Five police supervisors have been charged with dereliction of duty for failing to bring the fatal chase under control. “We look forward to presenting another vigorous prosecution,” Mr. McGinty said.
In a statement, the United States attorney’s office, the Federal Bureau of Investigation and the Civil Rights Division of the Department of Justice said they would review the testimony and evidence.
“We will continue our assessment, review all available legal options and will collaboratively determine what, if any, additional steps are available and appropriate given the requirements and limitations of the applicable laws in the federal judicial system,” the statement said.
After the verdict, Officer Brelo’s future with the Police Department remained unclear. Stephen S. Loomis, the president of the Cleveland Police Patrolmen’s Association, said Officer Brelo was going on a vacation with his family, but it was not known if he would be able to return to work.
During the trial, prosecutors argued that Officer Brelo’s actions crossed the line from justifiable to reckless when he climbed onto the car’s hood, but the judge disagreed.

Before rendering his verdict, Judge O’Donnell spoke from the bench about widespread tensions between the police and African-Americans, mentioning Ferguson, Mo., and Baltimore.

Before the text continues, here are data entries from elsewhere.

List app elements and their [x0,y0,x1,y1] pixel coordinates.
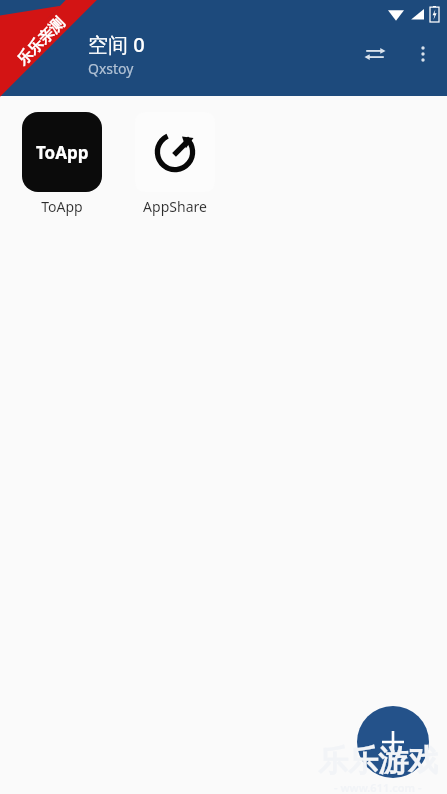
staticText: ToApp [36,141,89,164]
button[interactable]: AppShare [135,112,215,216]
staticText: 乐乐游戏 [318,742,438,780]
staticText: AppShare [143,197,207,216]
staticText: Qxstoy [88,59,134,78]
button[interactable]: Transfer [351,30,399,78]
staticText: 空间 0 [88,31,145,58]
button[interactable]: More options [399,30,447,78]
staticText: ToApp [41,197,83,216]
staticText: 乐乐亲测 [13,14,69,70]
button[interactable]: Add [357,706,429,778]
button[interactable]: Open navigation drawer [0,30,48,78]
button[interactable]: ToApp [22,112,102,216]
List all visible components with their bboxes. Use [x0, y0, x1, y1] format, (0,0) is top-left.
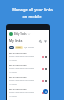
staticText: https://example.com/page: [9, 55, 34, 58]
staticText: on mobile: [22, 14, 42, 19]
staticText: 12 clicks: [9, 83, 17, 86]
button[interactable]: Search: [38, 39, 42, 43]
button[interactable]: bit.ly/short-link: [7, 50, 49, 62]
button[interactable]: All: [10, 46, 13, 49]
button[interactable]: Create new link: [43, 89, 48, 94]
staticText: 12 clicks: [9, 59, 17, 62]
staticText: Bitly Tools: [14, 32, 27, 36]
staticText: My links: [9, 38, 23, 43]
button[interactable]: Links: [16, 46, 22, 49]
staticText: https://example.com/page: [9, 79, 34, 82]
staticText: https://example.com/page: [9, 67, 34, 70]
staticText: https://example.com/page: [9, 91, 34, 94]
staticText: bit.ly/short-link: [9, 51, 27, 54]
button[interactable]: Filter: [43, 39, 47, 43]
staticText: QR Codes: [24, 46, 34, 49]
staticText: bit.ly/short-link: [9, 75, 27, 78]
staticText: 12 clicks: [9, 71, 17, 74]
staticText: bit.ly/short-link: [9, 87, 27, 90]
button[interactable]: bit.ly/short-link: [7, 86, 49, 98]
button[interactable]: Bitly Tools: [7, 30, 49, 37]
button[interactable]: bit.ly/short-link: [7, 74, 49, 86]
staticText: Manage all your links: [12, 7, 53, 12]
staticText: Links: [16, 46, 22, 49]
staticText: All: [10, 46, 13, 49]
staticText: 12 clicks: [9, 95, 17, 98]
staticText: bit.ly/short-link: [9, 63, 27, 66]
button[interactable]: bit.ly/short-link: [7, 62, 49, 74]
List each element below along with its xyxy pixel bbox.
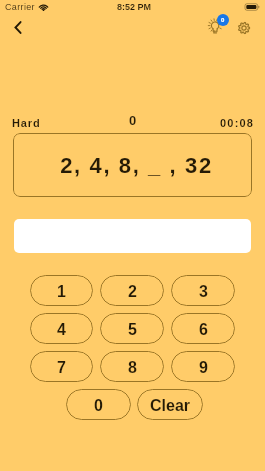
button[interactable]: 8 (100, 351, 164, 382)
staticText: 8 (128, 359, 137, 377)
button[interactable]: Back (5, 15, 30, 40)
button[interactable]: Clear (137, 389, 203, 420)
staticText: 0 (221, 17, 225, 24)
staticText: 8:52 PM (117, 2, 152, 12)
staticText: 9 (199, 359, 208, 377)
staticText: 6 (199, 321, 208, 339)
button[interactable]: 7 (30, 351, 93, 382)
staticText: 0 (129, 113, 137, 128)
button[interactable] (14, 219, 251, 253)
staticText: 4 (57, 321, 66, 339)
button[interactable]: 4 (30, 313, 93, 344)
staticText: 2, 4, 8, _ , 32 (60, 153, 213, 178)
button[interactable]: Hint (203, 15, 229, 41)
staticText: Carrier (5, 2, 35, 12)
staticText: 3 (199, 283, 208, 301)
staticText: 1 (57, 283, 66, 301)
staticText: 7 (57, 359, 66, 377)
staticText: 2 (128, 283, 137, 301)
staticText: 00:08 (220, 117, 255, 129)
button[interactable]: 3 (171, 275, 235, 306)
button[interactable]: 1 (30, 275, 93, 306)
button[interactable]: 6 (171, 313, 235, 344)
button[interactable]: 2 (100, 275, 164, 306)
button[interactable]: Settings (231, 15, 256, 40)
button[interactable]: 9 (171, 351, 235, 382)
button[interactable]: 5 (100, 313, 164, 344)
staticText: Hard (12, 117, 41, 129)
staticText: Clear (150, 397, 191, 415)
button[interactable]: 0 (66, 389, 131, 420)
staticText: 5 (128, 321, 137, 339)
staticText: 0 (94, 397, 103, 415)
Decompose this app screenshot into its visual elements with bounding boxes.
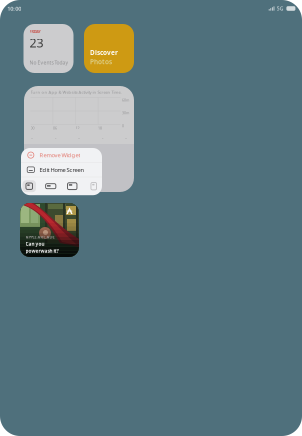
staticText: 30m (122, 110, 129, 115)
staticText: Photos (90, 57, 112, 66)
staticText: FRIDAY (30, 29, 40, 34)
staticText: 18 (98, 126, 102, 130)
button[interactable]: Remove Widget (21, 148, 102, 162)
staticText: – (78, 134, 80, 140)
button[interactable]: APPLE ARCADE (20, 203, 79, 257)
staticText: 0 (122, 123, 124, 128)
staticText: No Events Today (30, 59, 68, 66)
staticText: 06 (53, 126, 57, 130)
staticText: 23 (30, 34, 44, 51)
staticText: 5G (277, 5, 284, 12)
staticText: Can you (26, 241, 44, 247)
staticText: 12 (76, 126, 80, 130)
button[interactable]: Large widget size (66, 180, 79, 192)
button[interactable]: Extra large widget size (87, 180, 100, 192)
button[interactable]: Discover (84, 24, 134, 73)
staticText: 60m (122, 98, 129, 102)
staticText: – (54, 134, 56, 140)
staticText: Remove Widget (39, 151, 80, 159)
button[interactable]: Medium widget size (44, 180, 58, 192)
staticText: Discover (90, 48, 118, 57)
staticText: Turn on App & Website Activity in Screen… (30, 89, 122, 95)
button[interactable]: Small widget size (22, 180, 36, 192)
button[interactable]: FRIDAY (24, 24, 74, 73)
staticText: – (31, 134, 33, 140)
staticText: Edit Home Screen (39, 166, 84, 174)
staticText: – (125, 134, 127, 140)
staticText: powerwash it? (26, 248, 58, 254)
staticText: 00 (30, 126, 34, 130)
staticText: 10:00 (7, 5, 21, 12)
staticText: APPLE ARCADE (26, 234, 54, 240)
staticText: – (102, 134, 104, 140)
button[interactable]: Edit Home Screen (21, 163, 102, 177)
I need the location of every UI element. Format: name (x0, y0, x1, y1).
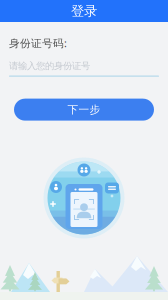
staticText: 下一步 (68, 103, 100, 116)
button[interactable]: 下一步 (14, 99, 154, 121)
staticText: 身份证号码: (9, 36, 67, 50)
staticText: 登录 (71, 3, 97, 19)
staticText: 请输入您的身份证号 (9, 60, 90, 72)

Protesters outside the Justice Center after Officer Brelo's acquittal in Cleveland on Saturday. Credit Aaron Josefczyk/Reuters

But he said he would not let those sentiments cloud his verdict and found that Officer Brelo had reasonably perceived a threat from Mr. Russell’s car. The decision to continue firing from the hood was protected by law, he ruled, clearing Officer Brelo of all charges. (Then somebody had better start thinking about changing the law! -Ed.) The shooting was “reasonable despite knowing now that there was no gun in the car and he was mistaken about the gunshots,” Judge O’Donnell said.
“I reject the claim that 12 seconds after the shooting began, it was patently clear from the perspective of a reasonable police officer that the threat had been stopped,” he said, contrasting the prosecutors’ claims that the justifiable action ended when Officer Brelo climbed onto the hood.
At a news conference with the Cleveland police chief on Saturday, Mayor Frank Jackson said the verdict would have a “long-lasting effect” on the city and the nation.
“This is a moment that will define us as a city, and define us as a people as we move forward,” he said. Mr. Jackson said he hoped to send the message that “actions that cross the line, whether by police officers or citizens, will not be tolerated.”
Officer Brelo will remain on unpaid suspension while a panel formed after the shooting continues its investigation into his actions and those of 12 other officers involved, Chief Calvin Williams of the Cleveland police said during the news conference.
The Critical Incident Review Committee was formed in 2013 to review the shooting. Chief Williams said that, so far, 72 officers had been suspended without pay. One supervisor was fired, and two more were demoted. Administrative charges against three officers were dismissed. The panel is expected to deliver the results of its investigation to Chief Williams.
Chief Williams pleaded for protesters to continue to be peaceful while that process continued. “At this time, calmer heads have to prevail,” he said.
Alfredo Williams, Ms. Williams’s brother, criticized the ruling in an interview with Fox 8 in Cleveland. “This police should have went to jail for life for this,” Mr. Williams said. “This is straight murder.”
But in closing arguments, Mr. D’Angelo said his client believed he was under attack when he fired on the car. “What would make him want to shoot through the windshield at another human being?” Mr. D’Angelo said. “Could it be that he was shot at? Could it be that he reasonably perceived that the occupants of the Malibu were shooting at him? That’s what all the other officers perceived. That’s what Officer Brelo perceived.”